Luego empezó a contar, en voz queda, monótona, su vida en Moscú, donde había sido camarera de chambres garnies...

—En Moscú —decía— las casas son grandes, de granito, hay un sinfín de iglesias... En las casas, paloma, hay señoras y caballeros muy guapos y muy bien educados.

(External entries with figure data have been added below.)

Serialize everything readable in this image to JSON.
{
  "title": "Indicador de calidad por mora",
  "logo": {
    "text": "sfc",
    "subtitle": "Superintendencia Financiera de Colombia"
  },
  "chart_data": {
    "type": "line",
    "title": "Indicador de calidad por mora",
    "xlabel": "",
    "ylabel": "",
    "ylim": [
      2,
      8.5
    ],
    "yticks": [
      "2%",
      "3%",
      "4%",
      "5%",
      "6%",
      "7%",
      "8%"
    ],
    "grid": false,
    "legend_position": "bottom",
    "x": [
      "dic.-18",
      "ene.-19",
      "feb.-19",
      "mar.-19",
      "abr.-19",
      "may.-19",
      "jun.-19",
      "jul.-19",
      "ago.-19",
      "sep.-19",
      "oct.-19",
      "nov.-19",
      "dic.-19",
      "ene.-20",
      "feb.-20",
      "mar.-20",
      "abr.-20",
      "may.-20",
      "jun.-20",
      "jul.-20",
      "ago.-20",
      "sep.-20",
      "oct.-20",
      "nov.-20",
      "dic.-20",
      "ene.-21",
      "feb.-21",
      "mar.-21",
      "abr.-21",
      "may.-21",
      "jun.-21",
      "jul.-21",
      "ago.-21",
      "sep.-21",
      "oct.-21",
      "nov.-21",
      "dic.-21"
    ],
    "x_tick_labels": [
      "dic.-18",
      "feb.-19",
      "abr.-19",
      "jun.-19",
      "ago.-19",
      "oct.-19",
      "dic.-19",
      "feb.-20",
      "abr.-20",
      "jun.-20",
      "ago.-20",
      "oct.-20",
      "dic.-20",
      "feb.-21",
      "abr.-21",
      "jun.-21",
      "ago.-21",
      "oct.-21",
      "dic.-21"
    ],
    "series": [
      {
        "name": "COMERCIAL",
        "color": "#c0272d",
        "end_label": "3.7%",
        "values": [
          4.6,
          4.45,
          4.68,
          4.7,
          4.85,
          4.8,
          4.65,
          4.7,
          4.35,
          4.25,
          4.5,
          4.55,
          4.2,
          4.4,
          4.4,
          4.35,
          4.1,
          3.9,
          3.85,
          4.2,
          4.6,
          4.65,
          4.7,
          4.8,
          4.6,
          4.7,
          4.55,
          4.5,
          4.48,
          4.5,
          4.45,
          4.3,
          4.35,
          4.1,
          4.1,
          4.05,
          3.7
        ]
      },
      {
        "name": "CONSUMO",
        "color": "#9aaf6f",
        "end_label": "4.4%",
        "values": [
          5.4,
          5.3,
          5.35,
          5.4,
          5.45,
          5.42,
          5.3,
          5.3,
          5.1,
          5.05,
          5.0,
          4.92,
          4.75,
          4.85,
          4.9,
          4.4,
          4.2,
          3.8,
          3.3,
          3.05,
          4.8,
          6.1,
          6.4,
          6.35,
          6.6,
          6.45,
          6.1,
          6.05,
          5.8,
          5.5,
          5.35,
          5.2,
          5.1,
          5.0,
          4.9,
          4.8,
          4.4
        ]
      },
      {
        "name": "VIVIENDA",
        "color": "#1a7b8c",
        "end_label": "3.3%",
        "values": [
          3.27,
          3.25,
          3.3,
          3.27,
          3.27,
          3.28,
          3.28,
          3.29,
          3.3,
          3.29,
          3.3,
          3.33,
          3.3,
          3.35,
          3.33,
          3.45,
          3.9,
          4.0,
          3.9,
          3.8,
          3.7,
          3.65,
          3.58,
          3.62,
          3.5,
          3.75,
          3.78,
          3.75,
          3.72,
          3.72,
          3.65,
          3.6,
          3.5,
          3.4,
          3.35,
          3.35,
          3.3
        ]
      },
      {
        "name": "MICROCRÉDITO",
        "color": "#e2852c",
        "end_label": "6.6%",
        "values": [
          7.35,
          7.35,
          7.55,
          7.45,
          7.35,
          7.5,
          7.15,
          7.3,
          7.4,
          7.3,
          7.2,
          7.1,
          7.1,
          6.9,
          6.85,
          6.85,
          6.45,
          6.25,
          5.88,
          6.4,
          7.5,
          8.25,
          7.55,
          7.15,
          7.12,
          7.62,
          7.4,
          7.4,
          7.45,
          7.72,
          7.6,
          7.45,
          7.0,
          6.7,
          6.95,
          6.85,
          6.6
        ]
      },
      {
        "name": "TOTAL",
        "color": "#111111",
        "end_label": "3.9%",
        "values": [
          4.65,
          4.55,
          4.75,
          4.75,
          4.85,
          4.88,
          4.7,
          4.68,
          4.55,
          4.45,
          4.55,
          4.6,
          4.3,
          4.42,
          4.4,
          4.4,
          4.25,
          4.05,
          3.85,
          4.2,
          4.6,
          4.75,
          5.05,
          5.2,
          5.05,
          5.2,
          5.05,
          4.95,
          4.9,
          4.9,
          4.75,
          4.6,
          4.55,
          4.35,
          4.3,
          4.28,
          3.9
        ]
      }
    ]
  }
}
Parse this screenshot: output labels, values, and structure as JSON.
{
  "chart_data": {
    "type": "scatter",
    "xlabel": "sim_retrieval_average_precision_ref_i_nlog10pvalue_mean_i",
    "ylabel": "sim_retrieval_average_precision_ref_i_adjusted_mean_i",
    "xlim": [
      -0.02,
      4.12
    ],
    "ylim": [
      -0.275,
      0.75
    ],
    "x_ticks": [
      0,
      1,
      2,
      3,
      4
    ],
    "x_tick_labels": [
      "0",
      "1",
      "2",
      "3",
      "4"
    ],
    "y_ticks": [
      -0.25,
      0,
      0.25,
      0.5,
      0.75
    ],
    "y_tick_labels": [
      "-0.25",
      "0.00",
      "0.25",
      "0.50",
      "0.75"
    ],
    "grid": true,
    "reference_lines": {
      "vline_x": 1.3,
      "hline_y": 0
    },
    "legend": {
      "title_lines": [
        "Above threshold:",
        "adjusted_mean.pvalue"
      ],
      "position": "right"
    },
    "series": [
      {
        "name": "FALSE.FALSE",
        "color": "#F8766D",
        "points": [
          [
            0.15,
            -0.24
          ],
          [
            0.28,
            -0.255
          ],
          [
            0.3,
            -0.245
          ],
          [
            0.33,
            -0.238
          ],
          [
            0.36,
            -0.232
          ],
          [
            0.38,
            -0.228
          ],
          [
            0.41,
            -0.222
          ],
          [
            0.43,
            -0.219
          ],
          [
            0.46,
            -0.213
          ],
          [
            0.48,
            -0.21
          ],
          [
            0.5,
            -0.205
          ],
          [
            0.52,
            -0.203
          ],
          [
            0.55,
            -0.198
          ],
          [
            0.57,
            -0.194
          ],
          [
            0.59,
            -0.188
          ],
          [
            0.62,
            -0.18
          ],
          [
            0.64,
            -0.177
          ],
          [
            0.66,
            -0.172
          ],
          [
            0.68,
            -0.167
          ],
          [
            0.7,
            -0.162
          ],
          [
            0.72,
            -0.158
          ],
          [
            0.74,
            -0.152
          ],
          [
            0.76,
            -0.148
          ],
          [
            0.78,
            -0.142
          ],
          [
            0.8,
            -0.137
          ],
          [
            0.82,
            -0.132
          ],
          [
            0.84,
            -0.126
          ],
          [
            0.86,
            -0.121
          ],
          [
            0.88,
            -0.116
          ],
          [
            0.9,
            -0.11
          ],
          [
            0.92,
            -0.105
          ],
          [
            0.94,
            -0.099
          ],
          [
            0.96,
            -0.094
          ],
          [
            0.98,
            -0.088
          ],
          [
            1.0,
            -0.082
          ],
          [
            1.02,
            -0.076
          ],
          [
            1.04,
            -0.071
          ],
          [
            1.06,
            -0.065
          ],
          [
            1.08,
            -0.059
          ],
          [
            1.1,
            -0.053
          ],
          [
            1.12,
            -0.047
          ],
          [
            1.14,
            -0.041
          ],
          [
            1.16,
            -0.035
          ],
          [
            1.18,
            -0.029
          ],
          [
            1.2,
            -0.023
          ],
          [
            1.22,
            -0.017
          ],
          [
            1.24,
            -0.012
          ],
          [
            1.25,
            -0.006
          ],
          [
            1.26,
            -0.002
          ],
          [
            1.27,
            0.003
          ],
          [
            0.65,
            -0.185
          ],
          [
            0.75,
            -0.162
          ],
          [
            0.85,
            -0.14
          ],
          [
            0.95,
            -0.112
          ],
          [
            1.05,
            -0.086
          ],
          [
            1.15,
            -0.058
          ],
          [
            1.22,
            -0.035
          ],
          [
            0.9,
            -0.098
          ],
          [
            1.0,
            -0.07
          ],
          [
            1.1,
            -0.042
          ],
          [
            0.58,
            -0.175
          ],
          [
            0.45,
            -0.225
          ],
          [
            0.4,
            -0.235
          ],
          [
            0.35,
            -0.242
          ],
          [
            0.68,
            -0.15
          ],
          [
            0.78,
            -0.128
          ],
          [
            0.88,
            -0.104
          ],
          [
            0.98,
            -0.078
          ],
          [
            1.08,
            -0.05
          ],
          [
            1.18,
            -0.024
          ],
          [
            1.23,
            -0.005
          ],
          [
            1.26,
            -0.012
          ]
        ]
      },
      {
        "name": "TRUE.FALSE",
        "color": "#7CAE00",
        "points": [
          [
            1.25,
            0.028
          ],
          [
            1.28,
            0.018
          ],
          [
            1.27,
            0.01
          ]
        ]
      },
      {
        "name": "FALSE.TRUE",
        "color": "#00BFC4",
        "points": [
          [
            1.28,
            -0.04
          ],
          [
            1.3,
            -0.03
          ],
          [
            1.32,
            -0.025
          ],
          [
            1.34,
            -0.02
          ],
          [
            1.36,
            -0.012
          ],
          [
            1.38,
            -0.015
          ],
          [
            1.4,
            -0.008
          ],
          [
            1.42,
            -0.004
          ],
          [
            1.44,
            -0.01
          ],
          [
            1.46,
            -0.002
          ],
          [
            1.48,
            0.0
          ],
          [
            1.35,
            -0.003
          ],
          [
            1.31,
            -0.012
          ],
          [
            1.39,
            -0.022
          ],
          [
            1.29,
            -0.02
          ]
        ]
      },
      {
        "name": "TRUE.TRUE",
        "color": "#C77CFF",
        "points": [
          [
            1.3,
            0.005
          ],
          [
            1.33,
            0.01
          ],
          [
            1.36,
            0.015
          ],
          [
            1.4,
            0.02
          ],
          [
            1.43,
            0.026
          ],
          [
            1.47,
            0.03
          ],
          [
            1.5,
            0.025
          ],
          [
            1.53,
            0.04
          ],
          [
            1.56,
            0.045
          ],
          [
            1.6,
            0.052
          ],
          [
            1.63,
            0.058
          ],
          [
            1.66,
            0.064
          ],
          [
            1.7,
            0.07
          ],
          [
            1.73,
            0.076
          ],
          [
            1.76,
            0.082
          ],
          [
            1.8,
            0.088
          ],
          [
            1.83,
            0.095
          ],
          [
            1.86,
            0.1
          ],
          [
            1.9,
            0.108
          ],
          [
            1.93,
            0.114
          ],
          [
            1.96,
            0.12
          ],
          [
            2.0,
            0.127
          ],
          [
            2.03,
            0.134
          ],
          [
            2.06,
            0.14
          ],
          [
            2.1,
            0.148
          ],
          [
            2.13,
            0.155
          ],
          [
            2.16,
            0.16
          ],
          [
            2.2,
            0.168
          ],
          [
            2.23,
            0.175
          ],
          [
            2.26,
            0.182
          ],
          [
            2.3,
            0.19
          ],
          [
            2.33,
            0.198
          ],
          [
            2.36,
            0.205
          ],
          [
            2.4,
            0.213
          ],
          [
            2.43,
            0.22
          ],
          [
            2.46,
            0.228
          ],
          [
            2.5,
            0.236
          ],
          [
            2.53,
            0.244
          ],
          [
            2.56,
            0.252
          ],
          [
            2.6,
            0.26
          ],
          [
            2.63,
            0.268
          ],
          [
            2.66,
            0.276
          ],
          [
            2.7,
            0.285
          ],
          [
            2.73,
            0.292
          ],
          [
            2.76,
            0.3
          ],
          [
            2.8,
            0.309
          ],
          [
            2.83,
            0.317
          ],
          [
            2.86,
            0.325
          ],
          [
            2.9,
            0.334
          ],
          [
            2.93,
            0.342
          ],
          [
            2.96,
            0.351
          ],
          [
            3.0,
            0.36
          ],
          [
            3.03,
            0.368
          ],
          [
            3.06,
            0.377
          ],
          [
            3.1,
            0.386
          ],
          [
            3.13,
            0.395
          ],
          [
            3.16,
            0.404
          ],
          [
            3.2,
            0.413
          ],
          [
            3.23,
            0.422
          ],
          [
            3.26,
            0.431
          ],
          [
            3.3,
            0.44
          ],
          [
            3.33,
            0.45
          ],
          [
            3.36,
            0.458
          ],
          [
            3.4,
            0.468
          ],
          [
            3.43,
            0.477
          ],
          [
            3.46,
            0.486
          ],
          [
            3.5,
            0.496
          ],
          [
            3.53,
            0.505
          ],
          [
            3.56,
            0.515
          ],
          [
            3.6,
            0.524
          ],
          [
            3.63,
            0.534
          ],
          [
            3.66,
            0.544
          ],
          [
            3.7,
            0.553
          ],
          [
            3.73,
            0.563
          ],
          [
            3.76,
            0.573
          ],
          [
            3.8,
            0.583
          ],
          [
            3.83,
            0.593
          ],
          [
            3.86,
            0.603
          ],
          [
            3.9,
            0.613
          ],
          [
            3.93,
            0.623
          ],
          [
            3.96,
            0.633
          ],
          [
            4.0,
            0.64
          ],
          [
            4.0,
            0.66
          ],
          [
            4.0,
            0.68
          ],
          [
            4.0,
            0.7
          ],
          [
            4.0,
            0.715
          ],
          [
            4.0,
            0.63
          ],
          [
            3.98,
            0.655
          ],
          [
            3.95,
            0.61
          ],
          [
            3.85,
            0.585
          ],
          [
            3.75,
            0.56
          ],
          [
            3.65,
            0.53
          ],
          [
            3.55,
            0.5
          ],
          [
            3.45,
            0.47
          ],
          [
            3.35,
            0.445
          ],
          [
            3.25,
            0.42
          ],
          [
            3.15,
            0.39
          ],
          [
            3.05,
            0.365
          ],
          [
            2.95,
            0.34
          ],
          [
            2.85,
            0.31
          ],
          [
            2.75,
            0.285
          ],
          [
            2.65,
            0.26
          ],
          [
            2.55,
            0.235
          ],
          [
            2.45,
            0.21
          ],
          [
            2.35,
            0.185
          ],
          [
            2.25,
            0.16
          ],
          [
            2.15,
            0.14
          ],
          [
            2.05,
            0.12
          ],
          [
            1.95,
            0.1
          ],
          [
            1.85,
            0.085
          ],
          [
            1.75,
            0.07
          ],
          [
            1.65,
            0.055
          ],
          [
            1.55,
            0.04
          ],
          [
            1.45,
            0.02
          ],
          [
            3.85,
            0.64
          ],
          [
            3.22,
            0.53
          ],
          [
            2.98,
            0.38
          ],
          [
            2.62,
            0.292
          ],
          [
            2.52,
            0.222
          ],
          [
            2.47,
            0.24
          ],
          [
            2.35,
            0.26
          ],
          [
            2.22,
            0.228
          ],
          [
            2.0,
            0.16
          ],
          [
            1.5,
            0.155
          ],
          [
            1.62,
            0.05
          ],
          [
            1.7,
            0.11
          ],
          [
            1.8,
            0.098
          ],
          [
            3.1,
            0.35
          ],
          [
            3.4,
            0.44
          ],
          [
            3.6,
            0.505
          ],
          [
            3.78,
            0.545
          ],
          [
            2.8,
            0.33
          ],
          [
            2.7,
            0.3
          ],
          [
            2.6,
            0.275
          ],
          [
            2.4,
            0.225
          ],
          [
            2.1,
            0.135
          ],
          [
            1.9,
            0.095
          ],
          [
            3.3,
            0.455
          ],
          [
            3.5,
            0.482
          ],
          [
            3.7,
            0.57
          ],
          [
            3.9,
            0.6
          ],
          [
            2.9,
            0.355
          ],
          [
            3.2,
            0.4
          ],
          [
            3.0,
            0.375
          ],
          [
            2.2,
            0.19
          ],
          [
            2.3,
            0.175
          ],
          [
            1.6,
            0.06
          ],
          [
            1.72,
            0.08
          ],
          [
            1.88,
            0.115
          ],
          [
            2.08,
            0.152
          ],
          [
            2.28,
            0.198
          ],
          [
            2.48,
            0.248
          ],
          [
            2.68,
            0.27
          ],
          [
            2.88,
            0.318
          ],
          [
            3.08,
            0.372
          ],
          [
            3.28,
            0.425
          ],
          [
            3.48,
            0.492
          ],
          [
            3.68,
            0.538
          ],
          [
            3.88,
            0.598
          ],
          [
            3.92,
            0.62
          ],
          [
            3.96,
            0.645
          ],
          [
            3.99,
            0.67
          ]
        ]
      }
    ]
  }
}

María dijo que ella no había estado nunca no ya en Moscú, ni siquiera en la capital de provincia más próxima; era ignorantísima, no sabía ni el Padrenuestro.

La otra nuera Fekla, que las oía desde lejos, era también muy ignorante. Ninguna de las dos quería a su marido. Ella le temía al suyo, y cuando estaba junto a él temblaba de miedo y la ponía mala el olor a aguardiente y tabaco.

—Tú también te fastidias junto a tu marido, ¿verdad? —le preguntó a Fekla.

Fekla contestó:

—No hablemos de eso.

Callaron. Hacía frío. El gallo cantaba en el patio y no las dejaba dormir. Cuando la luz azulada del amanecer empezó a entrar por las rendijas, Fekla se levantó, sin ruido, y salió. Las pisadas de sus pies desnudos se alejaron veloces.